Prejudice and chauvinism are probably the biggest enemies in preventing prostate cancer. A survey conducted in seven Brazilian state capitals by the Brazilian Society of Urology (SBU), the Oncoguia Institute and the Bayer pharmaceutical company found that 21% of the male population considered that the rectal exam “is not a man’s thing”.
Of the total respondents, 76% say they know that digital rectal examination is an important diagnostic test and 48% say they believe machismo is the main reason why men do not have the exam.
Among men at higher risk, over 60 years, 27% never underwent the exam. And more than 1/3 of respondents say they know no symptoms of prostate cancer.
It is important to keep in mind that the best way to promote prostate cancer cure is early diagnosis.

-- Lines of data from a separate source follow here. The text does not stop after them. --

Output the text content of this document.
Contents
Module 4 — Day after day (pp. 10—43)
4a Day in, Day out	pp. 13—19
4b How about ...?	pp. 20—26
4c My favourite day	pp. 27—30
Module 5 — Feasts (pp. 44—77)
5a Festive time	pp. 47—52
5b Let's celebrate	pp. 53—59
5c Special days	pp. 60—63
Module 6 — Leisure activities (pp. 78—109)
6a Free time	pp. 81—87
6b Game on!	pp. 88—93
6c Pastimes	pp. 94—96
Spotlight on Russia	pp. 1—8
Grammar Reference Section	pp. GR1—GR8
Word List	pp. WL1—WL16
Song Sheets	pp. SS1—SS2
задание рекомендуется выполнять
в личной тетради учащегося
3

Even in the absence of symptoms, men over 45 with risk factors, or 50 years without these factors, should go to the urologist regularly.
Masculinity has nothing to do with simple, painless and quick exams. It’s a few seconds that can extend life for years. If you are over 45, visit your urologist or encourage your relative, brother or friend to do so. Health is too important to be neglected by mere prejudice.